1. According to the citizenship law, save very limited exceptions, every child born to an Italian parent acquires citizenship at birth, automatically.

2. However, citizenship is useless as long as it isn't officially "recognized" by the Italian state. Applicants don't apply for citizenship, they apply for recognition of pre-existing citizenship. This is a procedure where you prove to the Italian state that you are the child of an Italian citizen, and the result is official confirmation of a pre-existing status.

3. The difference between acquiring citizenship and getting recognition of your citizenship is extremely important, because recognition is only a confirmation that you have a right that was acquired at birth. Therefore, the new Decree-Law, by expressly denying recognition to people who were born an Italian citizen before the Decree-Law was enacted, is, effectively, retroactively depriving those people of a legal right they already had. This creates relevant questions of potential unconstitutionality of this aspect of the Decree-Law.
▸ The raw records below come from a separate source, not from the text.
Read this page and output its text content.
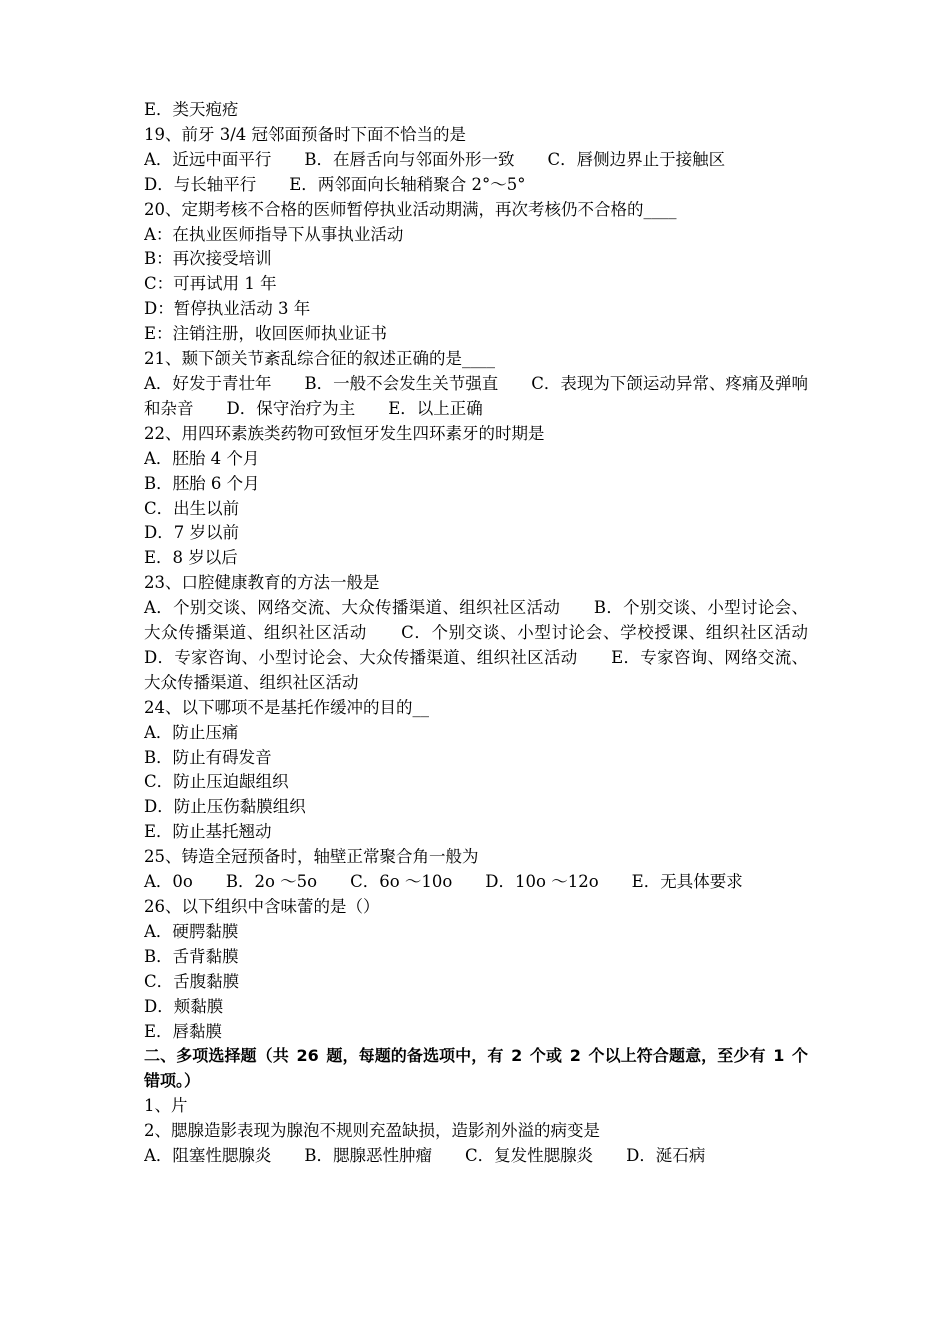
E．类天疱疮
19、前牙 3/4 冠邻面预备时下面不恰当的是
A．近远中面平行　　B．在唇舌向与邻面外形一致　　C．唇侧边界止于接触区
D．与长轴平行　　E．两邻面向长轴稍聚合 2°～5°
20、定期考核不合格的医师暂停执业活动期满，再次考核仍不合格的____
A：在执业医师指导下从事执业活动
B：再次接受培训
C：可再试用 1 年
D：暂停执业活动 3 年
E：注销注册，收回医师执业证书
21、颞下颌关节紊乱综合征的叙述正确的是____
A．好发于青壮年　　B．一般不会发生关节强直　　C．表现为下颌运动异常、疼痛及弹响和杂音　　D．保守治疗为主　　E．以上正确
22、用四环素族类药物可致恒牙发生四环素牙的时期是
A．胚胎 4 个月
B．胚胎 6 个月
C．出生以前
D．7 岁以前
E．8 岁以后
23、口腔健康教育的方法一般是
A．个别交谈、网络交流、大众传播渠道、组织社区活动　　B．个别交谈、小型讨论会、大众传播渠道、组织社区活动　　C．个别交谈、小型讨论会、学校授课、组织社区活动　　D．专家咨询、小型讨论会、大众传播渠道、组织社区活动　　E．专家咨询、网络交流、大众传播渠道、组织社区活动
24、以下哪项不是基托作缓冲的目的__
A．防止压痛
B．防止有碍发音
C．防止压迫龈组织
D．防止压伤黏膜组织
E．防止基托翘动
25、铸造全冠预备时，轴壁正常聚合角一般为
A．0o　　B．2o ～5o　　C．6o ～10o　　D．10o ～12o　　E．无具体要求
26、以下组织中含味蕾的是（）
A．硬腭黏膜
B．舌背黏膜
C．舌腹黏膜
D．颊黏膜
E．唇黏膜
二、多项选择题（共 26 题，每题的备选项中，有 2 个或 2 个以上符合题意，至少有 1 个错项。）
1、片
2、腮腺造影表现为腺泡不规则充盈缺损，造影剂外溢的病变是
A．阻塞性腮腺炎　　B．腮腺恶性肿瘤　　C．复发性腮腺炎　　D．涎石病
4. For achieving recognition, there's a simplified process for people under 18 years old, only requiring their parents to register their birth at an Italian consulate.

5. For people over 18, there's a lengthy and difficult process that involves proving more than just having an Italian parent. Even if one of your parents already has their citizenship recognized, you still have to prove that you descend from someone who was born in Italy, so you need to provide birth certificates all the way up to your great great grandfather who was born in 1850 at a small Italian town no one has ever heard of). If your father already proved the same thing when he got his citizenship recognized, you still have to do it all over again. They even require you to provide the marriage certificates of all your Italian ancestors, even though the law doesn't requires that your Italian parent/ancestor was married. This bunch of ridiculous requirements are imposed by internal rules of the Ministry of Interior, not by the law, and they don't make any sense: you should only need to prove that your father or mother is Italian. This is intentional: it's the way Italian governments limit access to Italian citizenship, circumventing their very generous citizenship law.
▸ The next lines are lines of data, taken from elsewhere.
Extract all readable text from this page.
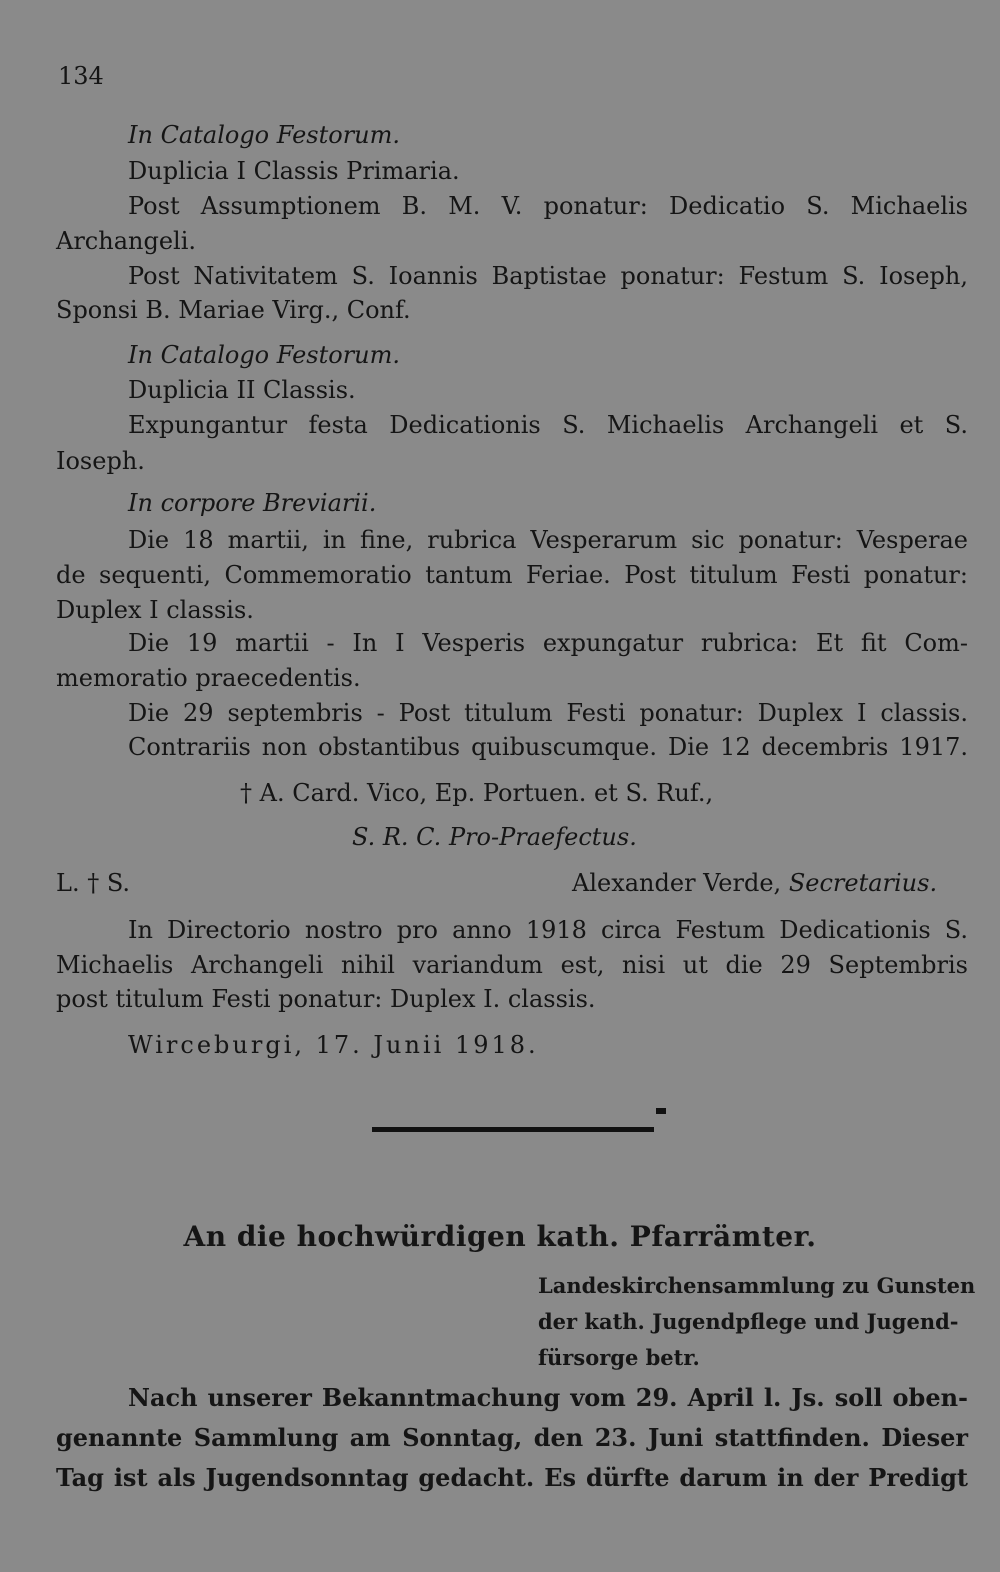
134
In Catalogo Festorum.
Duplicia I Classis Primaria.
Post Assumptionem B. M. V. ponatur: Dedicatio S. Michaelis
Archangeli.
Post Nativitatem S. Ioannis Baptistae ponatur: Festum S. Ioseph,
Sponsi B. Mariae Virg., Conf.
In Catalogo Festorum.
Duplicia II Classis.
Expungantur festa Dedicationis S. Michaelis Archangeli et S.
Ioseph.
In corpore Breviarii.
Die 18 martii, in fine, rubrica Vesperarum sic ponatur: Vesperae
de sequenti, Commemoratio tantum Feriae. Post titulum Festi ponatur:
Duplex I classis.
Die 19 martii - In I Vesperis expungatur rubrica: Et fit Com-
memoratio praecedentis.
Die 29 septembris - Post titulum Festi ponatur: Duplex I classis.
Contrariis non obstantibus quibuscumque. Die 12 decembris 1917.
† A. Card. Vico, Ep. Portuen. et S. Ruf.,
S. R. C. Pro-Praefectus.
L. † S.	Alexander Verde, Secretarius.
In Directorio nostro pro anno 1918 circa Festum Dedicationis S.
Michaelis Archangeli nihil variandum est, nisi ut die 29 Septembris
post titulum Festi ponatur: Duplex I. classis.
Wirceburgi, 17. Junii 1918.
An die hochwürdigen kath. Pfarrämter.
Landeskirchensammlung zu Gunsten
der kath. Jugendpflege und Jugend-
fürsorge betr.
Nach unserer Bekanntmachung vom 29. April l. Js. soll oben-
genannte Sammlung am Sonntag, den 23. Juni stattfinden. Dieser
Tag ist als Jugendsonntag gedacht. Es dürfte darum in der Predigt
6. With the new Decree-Law, they're finally being honest about their intentions to limit Italian citizenship. However, it's very questionable that, in doing so, they deprive people who were born Italian of their citizenship, retroactively. Sure, the law may have been too generous, but you can't simply take back what you already gave.
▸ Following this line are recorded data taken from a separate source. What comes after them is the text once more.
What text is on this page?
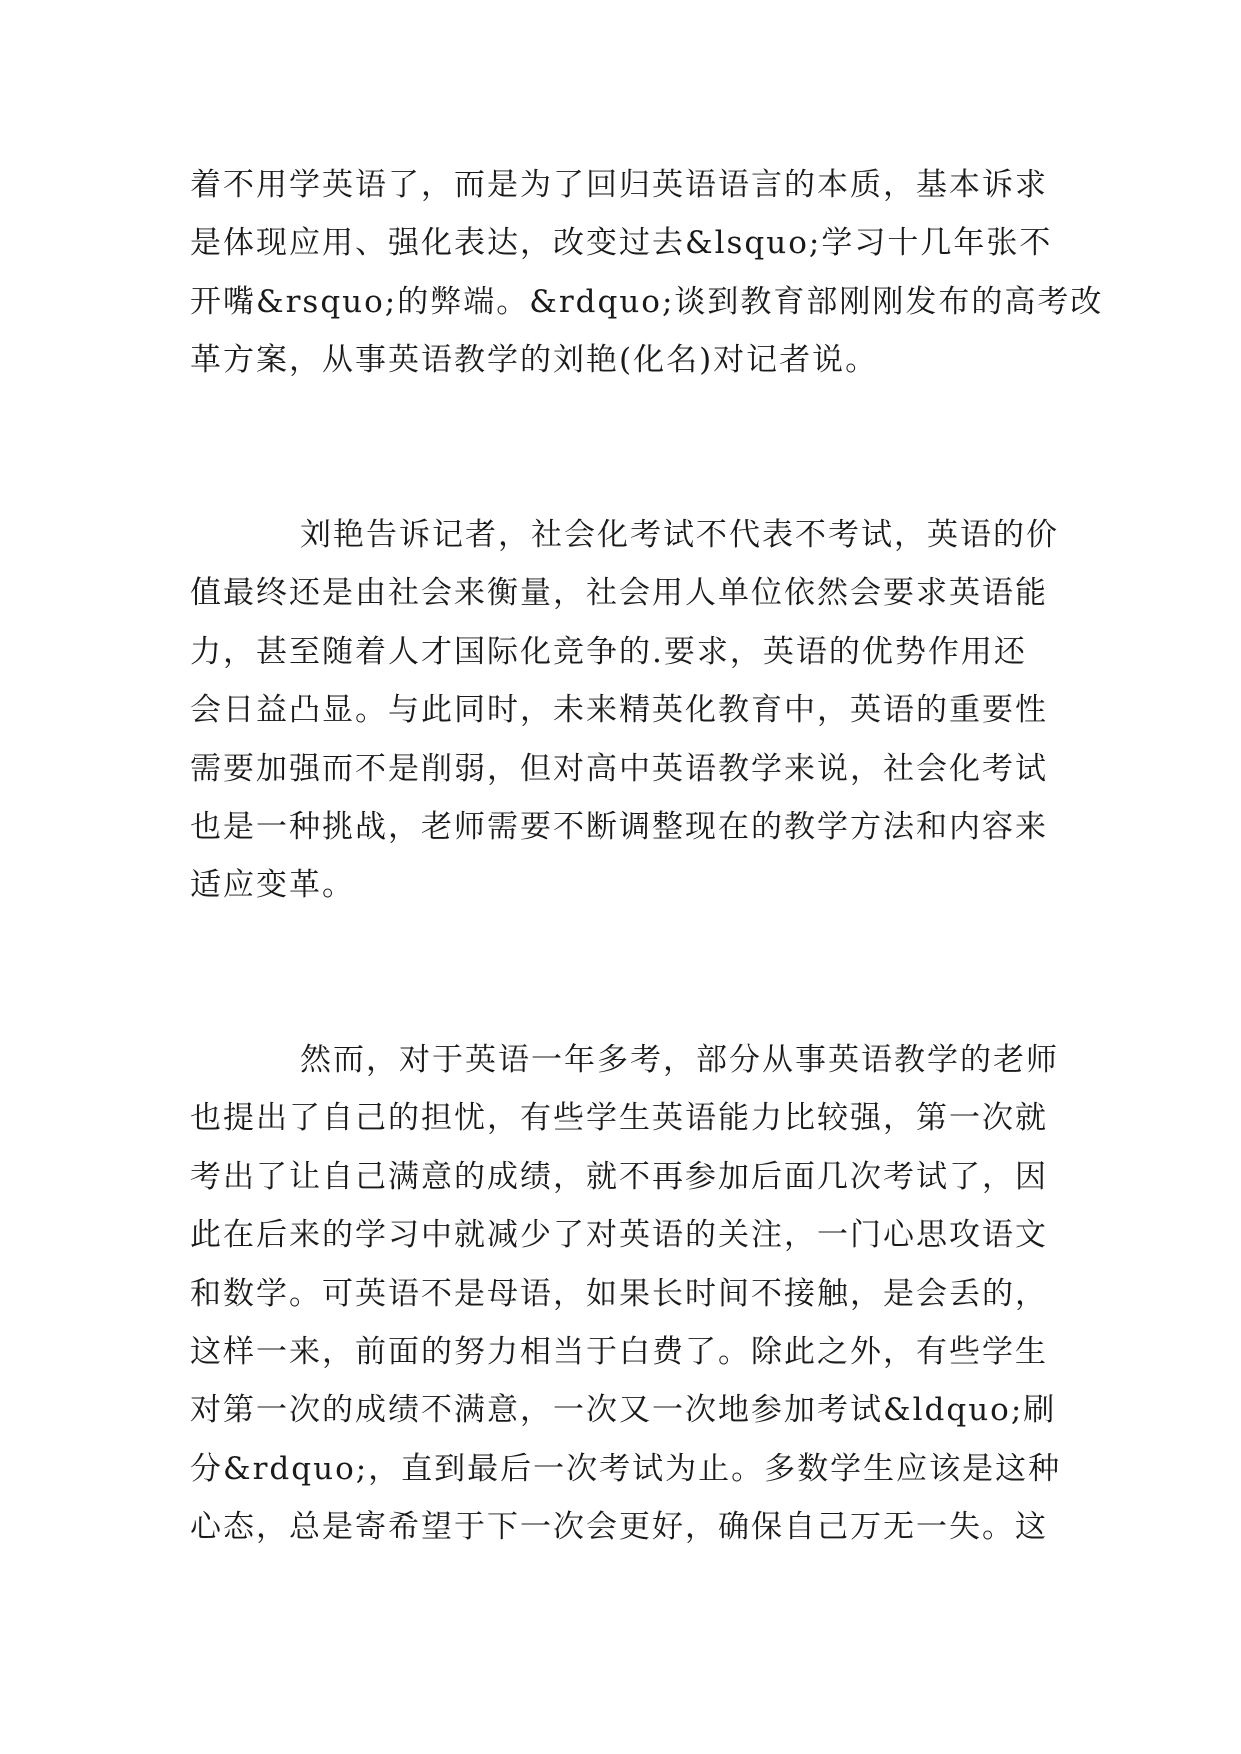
着不用学英语了，而是为了回归英语语言的本质，基本诉求
是体现应用、强化表达，改变过去&lsquo;学习十几年张不
开嘴&rsquo;的弊端。&rdquo;谈到教育部刚刚发布的高考改
革方案，从事英语教学的刘艳(化名)对记者说。

刘艳告诉记者，社会化考试不代表不考试，英语的价
值最终还是由社会来衡量，社会用人单位依然会要求英语能
力，甚至随着人才国际化竞争的.要求，英语的优势作用还
会日益凸显。与此同时，未来精英化教育中，英语的重要性
需要加强而不是削弱，但对高中英语教学来说，社会化考试
也是一种挑战，老师需要不断调整现在的教学方法和内容来
适应变革。

然而，对于英语一年多考，部分从事英语教学的老师
也提出了自己的担忧，有些学生英语能力比较强，第一次就
考出了让自己满意的成绩，就不再参加后面几次考试了，因
此在后来的学习中就减少了对英语的关注，一门心思攻语文
和数学。可英语不是母语，如果长时间不接触，是会丢的，
这样一来，前面的努力相当于白费了。除此之外，有些学生
对第一次的成绩不满意，一次又一次地参加考试&ldquo;刷
分&rdquo;，直到最后一次考试为止。多数学生应该是这种
心态，总是寄希望于下一次会更好，确保自己万无一失。这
7. As final commentary, Italy has an ageing population and, whether they like it or not, they need immigration to sustain the country's demographics. This reform deprives people with an Italian heritage, who are mostly South Americans, romance-speaking and with a Catholic background, and often coming from a well-educated middle to upper class, from the possibility to migrate to Italy. Rejecting the migrants that would most easily adapt to Italian culture and language will come back to bite them.